A pregnancy is defined as the time between conception and birth and usually lasts 40 weeks. Nationwide pregnancy numbers and rates are difficult to survey because they also include abortions and miscarriages as pregnancy outcomes. In the United States, the latest figures report some 6.2 million pregnancies for 2010. Of this number, 4 million had a live birth outcome. On the other hand, approximately 1.1 million induced abortions and 1 million miscarriages at all gestational periods were reported.
Around 27 percent of all pregnancies in the U.S. were reported for women between 25 and 29 years old, making it the most reproductive age group. With some 25 percent of all pregnancies, women aged between 20 and 24 years had the second-most pregnancies. Since 1990, the pregnancy rate among married U.S. women has remained consistently higher than among unmarried women. On the other hand, abortion rates are much higher among unmarried pregnant women. According to the Guttmacher Institute, only 55 percent of all pregnancies in the U.S. are intended.
In industrialized countries, teenage pregnancies are often put in special focus. This is because of possible socioeconomic, educational, but also medical consequences. In the United States, the pregnancy rate among 15-19 year-olds has drastically decreased by over half since 1990. According to the most recent figures, New Mexico was the U.S. state with the highest pregnancy rate among female teenagers, while California reported the highest total number of teen pregnancies. A number of government funded prevention programs exist in the U.S. to help avoid unwanted teenage pregnancies across the nation. The teen pregnancy prevention (TPP) program, for example, received a total of 721 million U.S. dollars in federal funding from 1998 to 2016.
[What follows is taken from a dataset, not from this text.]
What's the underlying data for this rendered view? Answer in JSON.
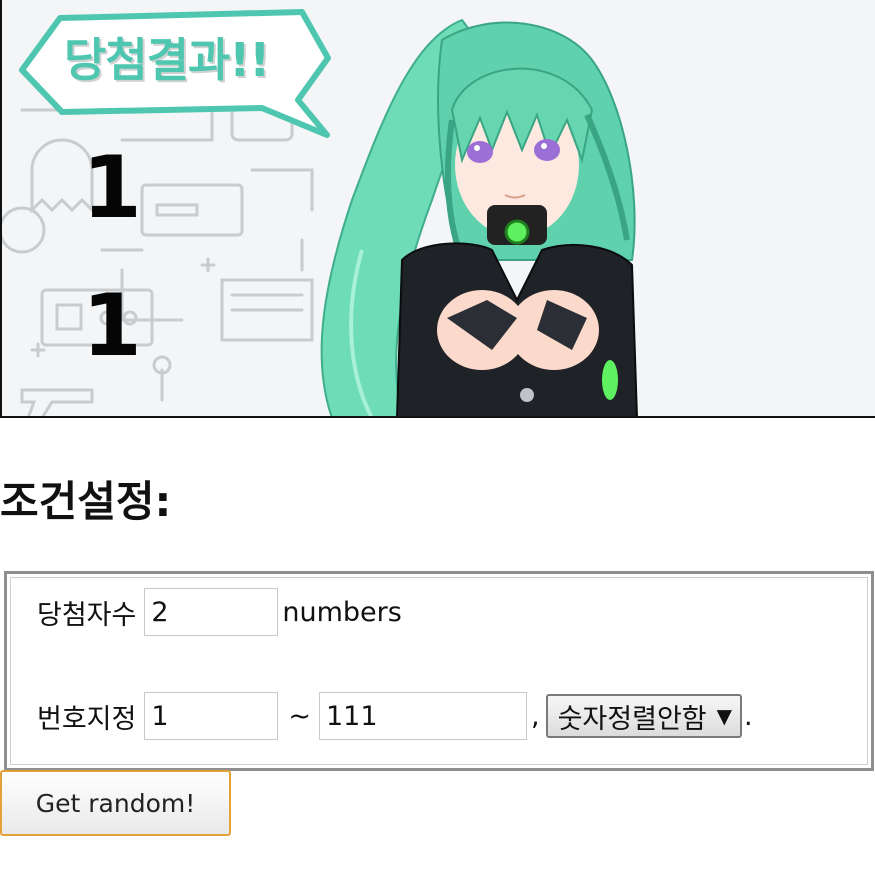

A women's health during pregnancy is vital to the health of an unborn baby. Certain foods, alcohol and tobacco can have long term, permanent negative impacts on a child's development during pregnancy. Despite such knowledge being widespread in the U.S., a surprising number of women still smoked cigarettes up to 3 months before becoming pregnant or during the actual pregnancy. Similarly, although the dangers of heavy alcohol use to unborn babies is well known, 23 percent of adults in the U.S. between 30 and 64 years old still believes it was okay for pregnant women to drink one or two alcoholic beverages per week.